4 Catalouge of sale items

Sales catalogue

 

And here is an example of a page chosen at random. You can see how everything was for sale, even the window sills and the partitions in the attic.

5 Third Day Sale items

Page of catalogue

 

In less than a twelvemonth after the death of Queen Caroline, the materials of Brandenburgh House had been sold by auction, and the mansion pulled down. Faulkner had described the house in 1812 as in the “finest condition” yet in October 1822, he could write that there was:

 “not a vestige remaining to attest its former grandeur and magnificence; every stone has disappeared; the very foundations have been taken up, and grass now covers the site”

(The Gentleman’s Magazine, October 1922)

The Haig Distillery was erected in 1857 on part of the former grounds and the final section of the grounds was sold in the early 1870s.

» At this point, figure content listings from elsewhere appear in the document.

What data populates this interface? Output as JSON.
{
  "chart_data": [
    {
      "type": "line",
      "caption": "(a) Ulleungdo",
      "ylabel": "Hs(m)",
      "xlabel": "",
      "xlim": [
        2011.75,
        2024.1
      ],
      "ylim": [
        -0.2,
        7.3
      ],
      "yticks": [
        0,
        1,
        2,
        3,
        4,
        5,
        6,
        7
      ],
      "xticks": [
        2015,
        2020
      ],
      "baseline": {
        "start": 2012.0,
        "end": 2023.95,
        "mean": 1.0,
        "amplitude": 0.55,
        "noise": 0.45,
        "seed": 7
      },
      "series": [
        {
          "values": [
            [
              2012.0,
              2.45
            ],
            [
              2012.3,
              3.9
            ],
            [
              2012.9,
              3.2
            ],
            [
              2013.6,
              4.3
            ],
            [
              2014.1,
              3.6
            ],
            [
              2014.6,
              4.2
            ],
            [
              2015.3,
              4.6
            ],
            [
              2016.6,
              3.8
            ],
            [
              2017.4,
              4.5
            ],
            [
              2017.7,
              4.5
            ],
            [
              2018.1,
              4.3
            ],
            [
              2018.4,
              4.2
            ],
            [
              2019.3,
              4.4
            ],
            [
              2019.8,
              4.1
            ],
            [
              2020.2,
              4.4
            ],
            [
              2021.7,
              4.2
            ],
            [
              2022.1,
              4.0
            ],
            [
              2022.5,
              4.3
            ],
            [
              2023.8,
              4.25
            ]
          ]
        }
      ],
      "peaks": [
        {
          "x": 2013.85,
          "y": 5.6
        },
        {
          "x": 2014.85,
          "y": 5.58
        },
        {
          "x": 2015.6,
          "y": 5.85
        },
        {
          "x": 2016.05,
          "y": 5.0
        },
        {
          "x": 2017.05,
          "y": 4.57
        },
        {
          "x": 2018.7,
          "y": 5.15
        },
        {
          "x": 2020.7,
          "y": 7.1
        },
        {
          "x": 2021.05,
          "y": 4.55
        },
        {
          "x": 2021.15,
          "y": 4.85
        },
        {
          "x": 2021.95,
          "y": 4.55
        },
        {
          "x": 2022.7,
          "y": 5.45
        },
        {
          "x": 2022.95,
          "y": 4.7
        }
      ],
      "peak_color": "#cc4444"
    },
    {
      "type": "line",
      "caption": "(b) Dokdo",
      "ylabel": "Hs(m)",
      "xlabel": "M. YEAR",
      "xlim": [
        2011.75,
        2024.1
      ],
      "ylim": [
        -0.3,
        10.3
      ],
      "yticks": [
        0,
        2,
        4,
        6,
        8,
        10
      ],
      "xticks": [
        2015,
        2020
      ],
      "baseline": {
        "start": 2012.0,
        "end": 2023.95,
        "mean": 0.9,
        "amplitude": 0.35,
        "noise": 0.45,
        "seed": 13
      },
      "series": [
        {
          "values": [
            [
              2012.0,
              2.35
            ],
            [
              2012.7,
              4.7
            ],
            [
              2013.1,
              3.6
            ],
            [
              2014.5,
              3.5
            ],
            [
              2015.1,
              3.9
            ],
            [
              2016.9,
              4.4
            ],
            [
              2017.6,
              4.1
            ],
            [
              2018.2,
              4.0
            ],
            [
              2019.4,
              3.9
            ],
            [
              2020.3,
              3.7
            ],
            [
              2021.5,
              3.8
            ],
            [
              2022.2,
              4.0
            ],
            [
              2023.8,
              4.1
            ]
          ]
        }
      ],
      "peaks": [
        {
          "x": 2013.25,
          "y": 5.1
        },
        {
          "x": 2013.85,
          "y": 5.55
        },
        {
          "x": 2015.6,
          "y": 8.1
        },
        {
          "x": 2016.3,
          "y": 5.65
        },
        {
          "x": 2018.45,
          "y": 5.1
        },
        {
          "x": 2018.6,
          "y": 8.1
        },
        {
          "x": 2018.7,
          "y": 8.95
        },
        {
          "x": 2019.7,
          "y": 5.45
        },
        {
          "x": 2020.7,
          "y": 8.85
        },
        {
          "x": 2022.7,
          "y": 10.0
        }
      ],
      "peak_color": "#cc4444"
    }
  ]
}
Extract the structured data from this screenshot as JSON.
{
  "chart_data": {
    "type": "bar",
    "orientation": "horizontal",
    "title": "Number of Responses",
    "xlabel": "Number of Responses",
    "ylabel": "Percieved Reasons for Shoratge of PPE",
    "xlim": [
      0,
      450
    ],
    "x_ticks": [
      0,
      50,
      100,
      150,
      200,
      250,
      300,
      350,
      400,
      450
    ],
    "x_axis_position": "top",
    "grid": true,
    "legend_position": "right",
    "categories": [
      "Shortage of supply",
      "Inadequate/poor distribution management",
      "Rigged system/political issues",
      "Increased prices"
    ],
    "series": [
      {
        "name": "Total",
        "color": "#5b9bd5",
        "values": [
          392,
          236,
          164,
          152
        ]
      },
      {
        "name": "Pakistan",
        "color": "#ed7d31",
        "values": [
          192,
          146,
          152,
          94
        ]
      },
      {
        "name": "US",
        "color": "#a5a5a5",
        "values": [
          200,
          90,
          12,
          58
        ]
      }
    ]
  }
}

When it was announced that this land was on the market, The Times wrote:

“A host of memories rise to the mind at the announcement that the Brandenburgh estate is on the market “for building purposes”. It is sincerely to be trusted that the site will not be in the course of the next few months be covered with lines of tenements of the class that has so far disfigured the neighbouring Salisbury estate and banished forever the pleasant rural character of a corner of the metropolis much in vogue with society till a generation or so ago.”

In fact it was sold for industrial use to the Manbre Saccharine Company and the Manbre Sugar Refinery was built on the Brandenburg Farm Estate, a little downstream from the site of the house, in 1876.